Newcastle City Council displays leaflets about the plight of the Song Thrush, a once familiar bird of parks and gardens, beloved for it's song and habit of eating slugs!
Unfortunately, the Council's concern is not joined up to it's actions on the ground ....
I mentioned in another post how, two or three years ago, I had seen a recent increase in Song Thrush numbers around Battlefield and the somewhat heartening sight of four birds together (3 + 1) during the early breeding season. The shrubberies near the footpath I was on were cut down to near ground level a week later and the Song Thrushes departed, never seen again.
Timing of works appears to be weak at present, possibly more governed by finance than environmental considerations. During a recent foray into the most 'threatening' part of the Battlefield open space I noted more signs of this disjoint between intention and outcomes.
A felled tree. It was removed at the height of the breeding season. I am sure the aboralists worked to minimise harm but this kind of operation must involve disturbance. Later in the year or better still in winter would seem appropriate and straight forward.
This area has been left largely undisturbed and was aloud with birdsong, including a warbler, possibly Garden Warbler.

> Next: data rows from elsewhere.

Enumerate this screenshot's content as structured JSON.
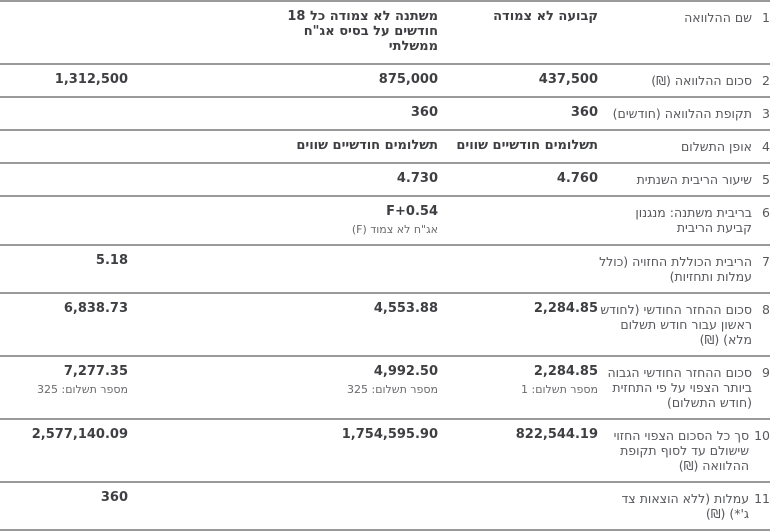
{
  "colors": {
    "divider": "#9a9a9a",
    "label_text": "#57585c",
    "value_text": "#3e3f42",
    "sub_text": "#6a6b6e",
    "background": "#ffffff"
  },
  "table": {
    "value_column_keys": [
      "track1",
      "track2",
      "spacer",
      "total"
    ],
    "rows": [
      {
        "num": "1",
        "label": "שם ההלוואה",
        "cells": {
          "track1": {
            "value": "קבועה לא צמודה"
          },
          "track2": {
            "value": "משתנה לא צמודה כל 18 חודשים על בסיס אג\"ח ממשלתי"
          },
          "total": {}
        }
      },
      {
        "num": "2",
        "label": "סכום ההלוואה (₪)",
        "cells": {
          "track1": {
            "value": "437,500"
          },
          "track2": {
            "value": "875,000"
          },
          "total": {
            "value": "1,312,500"
          }
        }
      },
      {
        "num": "3",
        "label": "תקופת ההלוואה (חודשים)",
        "cells": {
          "track1": {
            "value": "360"
          },
          "track2": {
            "value": "360"
          },
          "total": {}
        }
      },
      {
        "num": "4",
        "label": "אופן התשלום",
        "cells": {
          "track1": {
            "value": "תשלומים חודשיים שווים"
          },
          "track2": {
            "value": "תשלומים חודשיים שווים"
          },
          "total": {}
        }
      },
      {
        "num": "5",
        "label": "שיעור הריבית השנתית",
        "cells": {
          "track1": {
            "value": "4.760"
          },
          "track2": {
            "value": "4.730"
          },
          "total": {}
        }
      },
      {
        "num": "6",
        "label": "בריבית משתנה: מנגנון קביעת הריבית",
        "cells": {
          "track1": {},
          "track2": {
            "value": "F+0.54",
            "sub": "אג\"ח לא צמוד (F)"
          },
          "total": {}
        }
      },
      {
        "num": "7",
        "label": "הריבית הכוללת החזויה (כולל עמלות ותחזיות)",
        "cells": {
          "track1": {},
          "track2": {},
          "total": {
            "value": "5.18"
          }
        }
      },
      {
        "num": "8",
        "label": "סכום ההחזר החודשי (לחודש ראשון עבור חודש תשלום מלא) (₪)",
        "cells": {
          "track1": {
            "value": "2,284.85"
          },
          "track2": {
            "value": "4,553.88"
          },
          "total": {
            "value": "6,838.73"
          }
        }
      },
      {
        "num": "9",
        "label": "סכום ההחזר החודשי הגבוה ביותר הצפוי על פי התחזית (חודש התשלום)",
        "cells": {
          "track1": {
            "value": "2,284.85",
            "sub": "מספר תשלום: 1"
          },
          "track2": {
            "value": "4,992.50",
            "sub": "מספר תשלום: 325"
          },
          "total": {
            "value": "7,277.35",
            "sub": "מספר תשלום: 325"
          }
        }
      },
      {
        "num": "10",
        "label": "סך כל הסכום הצפוי החזוי שישולם עד לסוף תקופת ההלוואה (₪)",
        "cells": {
          "track1": {
            "value": "822,544.19"
          },
          "track2": {
            "value": "1,754,595.90"
          },
          "total": {
            "value": "2,577,140.09"
          }
        }
      },
      {
        "num": "11",
        "label": "עמלות (ללא הוצאות צד ג'*) (₪)",
        "cells": {
          "track1": {},
          "track2": {},
          "total": {
            "value": "360"
          }
        }
      }
    ]
  }
}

Bonus points are due for this action, seen in the photograph below. Uncut grass margins, large enough to be useful as a habitat for invertebrates, is commendable. Butterflies, moths, crickets and grasshoppers, beetles and so forth need this kind of long grass in which to prosper; so to, do birds. Quite apart from the animal kingdom, wild flowers and grasses thrive. No one loses from this small consideration for wildlife husbandry. Thanks are due to those involved in this piece of initiative for the benefit of wildlife.
Perhaps someone should tell one arm of the Council what the other is doing?